Kein Einzelfall, weder bei Mo Salah und Co., denen heuer auch schon einmal alle Neune (gegen Bournemouth) gelungen waren. Und zweimal 0:9 hat seinerzeit auch der inzwischen arbeitslose Ralph Hasenhüttl bei und mit Southampton gegen den damals noch viel besseren Exmeister Leicester er- und überlebt. Solch hohe Siege als Kontrast zu engen, hart umkämpften Duellen gibt´s auf der Insel nicht zuletzt deshalb, weil bei englischen Klubs der Torhunger mit jedem Tor noch wächst und nicht – wie hierzulande dem Motto folgend: Mehr als G´winnen kannst ja eh net – nach zwei, drei Treffern schon gestillt scheint.

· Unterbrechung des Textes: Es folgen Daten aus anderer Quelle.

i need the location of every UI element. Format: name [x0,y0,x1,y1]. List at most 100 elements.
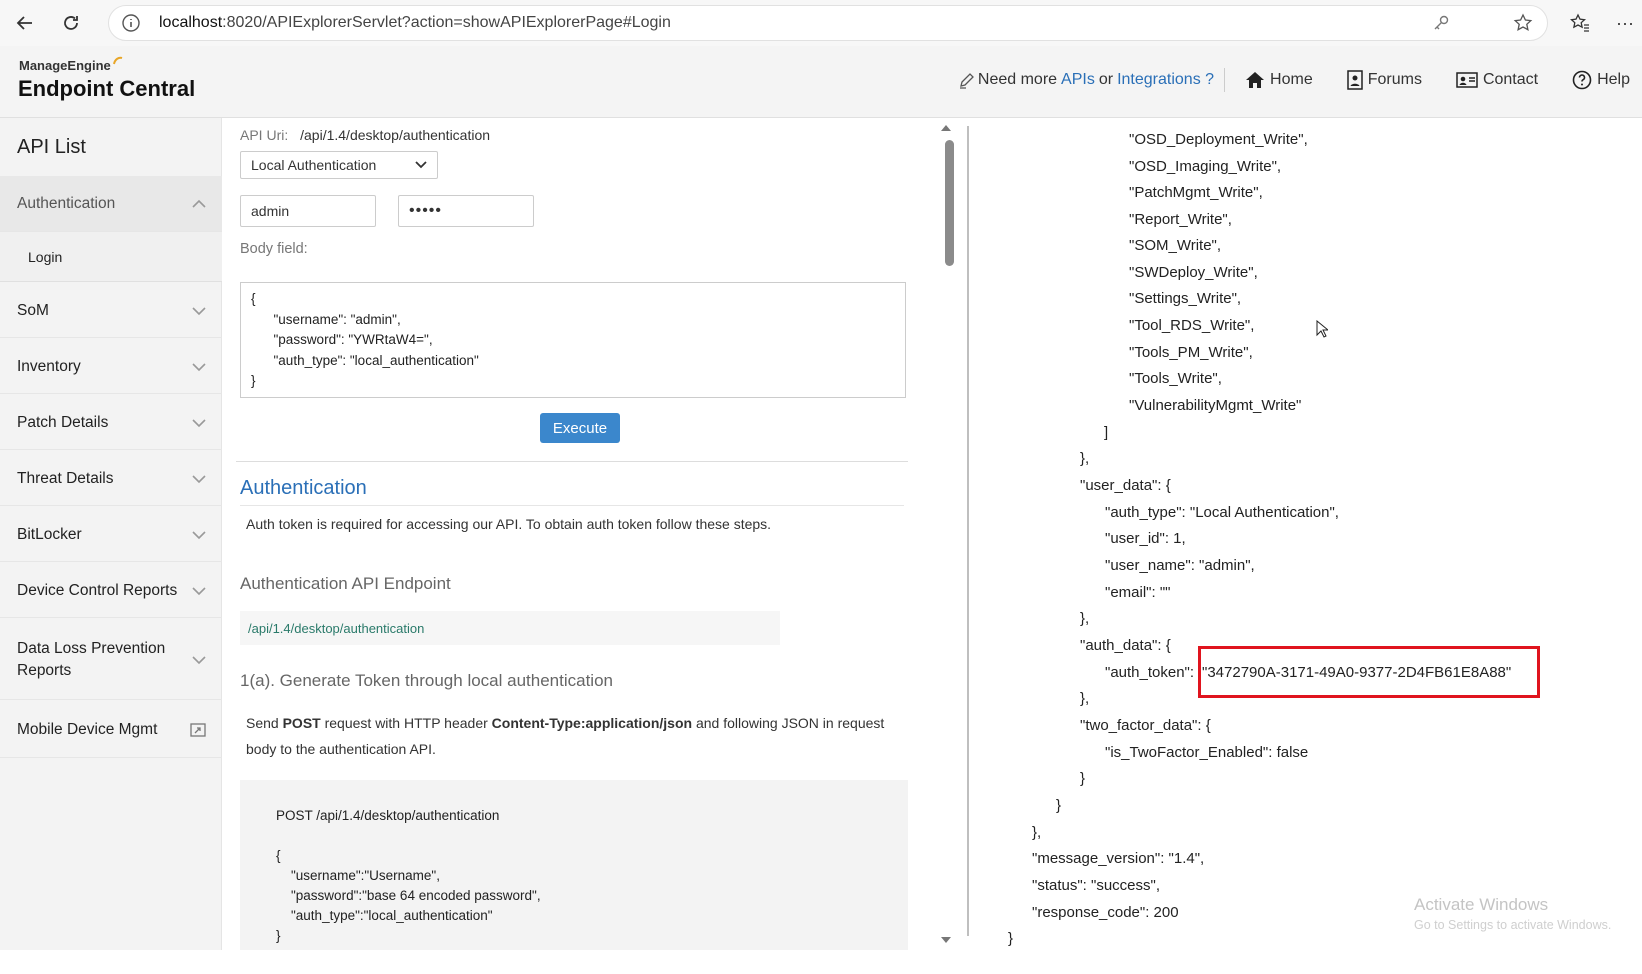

Fast immer und überall gilt dort die Devise: Maximum herausholen, bis zum Ende alles geben, auf Augenhöhe mit der Ehrlichkeit zu sich selbst sein ohne selbstgefällige Schönfärberei, im Guten wie im Schlechten. Das, werte Blog-Freunde, ist neben vielen anderen Begleitumständen auch einer der wichtigsten Gründe, warum die englischen Fans den Vereinen bis hin zur dritten Liga die Türen einrennen. Davon können sich viele unserer SportlerInnen und nicht nur FußballerInnen einiges abschauen.